Study Finds Dogs Can Actually Read Human Emotions & Show Empathy


We’ve all heard it before: Dogs are man’s best friend. They are extremely loyal, loving, and sensitive, always seeming to know when you need some cheering up. Well, a new study shows that they do in fact know when you are feeling down, or happy, or any other emotion, because they have the ability to read human emotion. They do this through interpreting various stimuli, such as visual and auditory cues, and they are the only creatures aside from humans that have been shown to have this ability.

A study was conducted by a team of animal behaviour experts and psychologists from the universities of Lincoln and Sao Paulo. Dogs were shown abstract mental depictions of positive and negative emotional states. 17 domestic dogs were involved in the study and they were shown pairs of pictures, either of a happy or an angry person, or a dog looking playful or aggressive. The dogs were then played sounds of playful or aggressive barking or a person saying “come here” in Portuguese in either a cheerful or angry tone.

The Results?

The dogs tended to look at the picture that matched the tone of voice and picked out the proper human expression more often than not. They were very good at recognizing the tone of the other dogs’ bark as well.

Last year, researchers in Vienna, Austria also found that dogs could tell whether a person was happy or angry just by looking at their face.

One of the researchers from the University of Lincoln, Dr. Kun Guo, said:

Previous studies have indicated that dogs can differentiate between human emotions from cues such as facial expressions, but this is not the same as emotional recognition. Our study shows that dogs have the ability to integrate two different sources of sensory information into a coherent perception of emotion in both humans and dogs. To do so requires a system of internal categorization of emotional states. This cognitive ability has until now only been evidenced in primates and the capacity to do this across species only seen in humans.

Co-author of the study, Professor Daniel Mills, from the School of Life Sciences at the University of Lincoln, remarked:

It has been a long-standing debate whether dogs can recognize human emotions. Many dog owners report anecdotally that their pets seem highly sensitive to the moods of human family members. However, there is an important difference between associative behavior, such as learning to respond appropriately to an angry voice, and recognizing a range of very different cues that go together to indicate emotional arousal in another. Our findings are the first to show that dogs truly recognize emotions in humans and other dogs. Importantly, the dogs in our trials received no prior training or period of familiarization with the subjects in the images or audio.

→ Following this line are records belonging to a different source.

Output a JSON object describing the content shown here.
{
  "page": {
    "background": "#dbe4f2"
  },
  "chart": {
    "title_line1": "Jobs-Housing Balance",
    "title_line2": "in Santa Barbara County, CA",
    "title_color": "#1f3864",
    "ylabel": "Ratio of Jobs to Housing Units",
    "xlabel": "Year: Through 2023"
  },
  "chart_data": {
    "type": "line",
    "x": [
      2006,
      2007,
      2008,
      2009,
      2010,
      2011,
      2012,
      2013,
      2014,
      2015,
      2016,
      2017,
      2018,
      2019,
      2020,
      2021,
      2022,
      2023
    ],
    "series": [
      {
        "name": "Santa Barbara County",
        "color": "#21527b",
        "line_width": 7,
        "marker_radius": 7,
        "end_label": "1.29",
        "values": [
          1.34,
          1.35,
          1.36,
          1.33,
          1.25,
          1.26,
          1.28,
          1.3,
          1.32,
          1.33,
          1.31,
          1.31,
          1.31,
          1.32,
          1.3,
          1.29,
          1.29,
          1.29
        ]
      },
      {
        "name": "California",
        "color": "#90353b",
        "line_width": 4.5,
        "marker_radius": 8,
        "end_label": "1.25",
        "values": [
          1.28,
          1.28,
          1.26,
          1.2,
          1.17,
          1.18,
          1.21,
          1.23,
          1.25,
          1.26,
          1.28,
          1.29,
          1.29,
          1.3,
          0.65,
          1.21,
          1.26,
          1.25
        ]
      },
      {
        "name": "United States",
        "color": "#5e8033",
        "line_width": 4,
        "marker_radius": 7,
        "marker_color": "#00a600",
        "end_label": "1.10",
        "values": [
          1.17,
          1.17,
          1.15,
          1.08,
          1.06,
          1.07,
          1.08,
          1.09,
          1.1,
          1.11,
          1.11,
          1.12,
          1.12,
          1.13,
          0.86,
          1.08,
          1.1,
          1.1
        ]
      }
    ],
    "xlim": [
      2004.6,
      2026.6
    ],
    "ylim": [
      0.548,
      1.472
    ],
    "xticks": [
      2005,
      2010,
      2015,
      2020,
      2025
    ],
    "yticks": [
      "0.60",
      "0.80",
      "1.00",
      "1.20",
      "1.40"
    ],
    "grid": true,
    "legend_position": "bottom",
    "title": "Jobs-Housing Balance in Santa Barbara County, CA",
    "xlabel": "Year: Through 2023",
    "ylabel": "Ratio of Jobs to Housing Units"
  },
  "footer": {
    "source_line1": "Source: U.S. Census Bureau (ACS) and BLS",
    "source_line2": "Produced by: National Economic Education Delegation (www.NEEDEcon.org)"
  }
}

This suggests that dogs’ ability to combine emotional cues may be intrinsic. As a highly social species, such a tool would have been advantageous and the detection of emotion in humans may even have been selected for over generations of domestication by us.

It was found that dogs are also able to imitate each other’s expressions, which shows that they have the capacity for empathy as well.

How adorable is that? Your dog can very well understand how you are feeling and that may be exactly why they always seem to be right there, by your side, when you need them the most.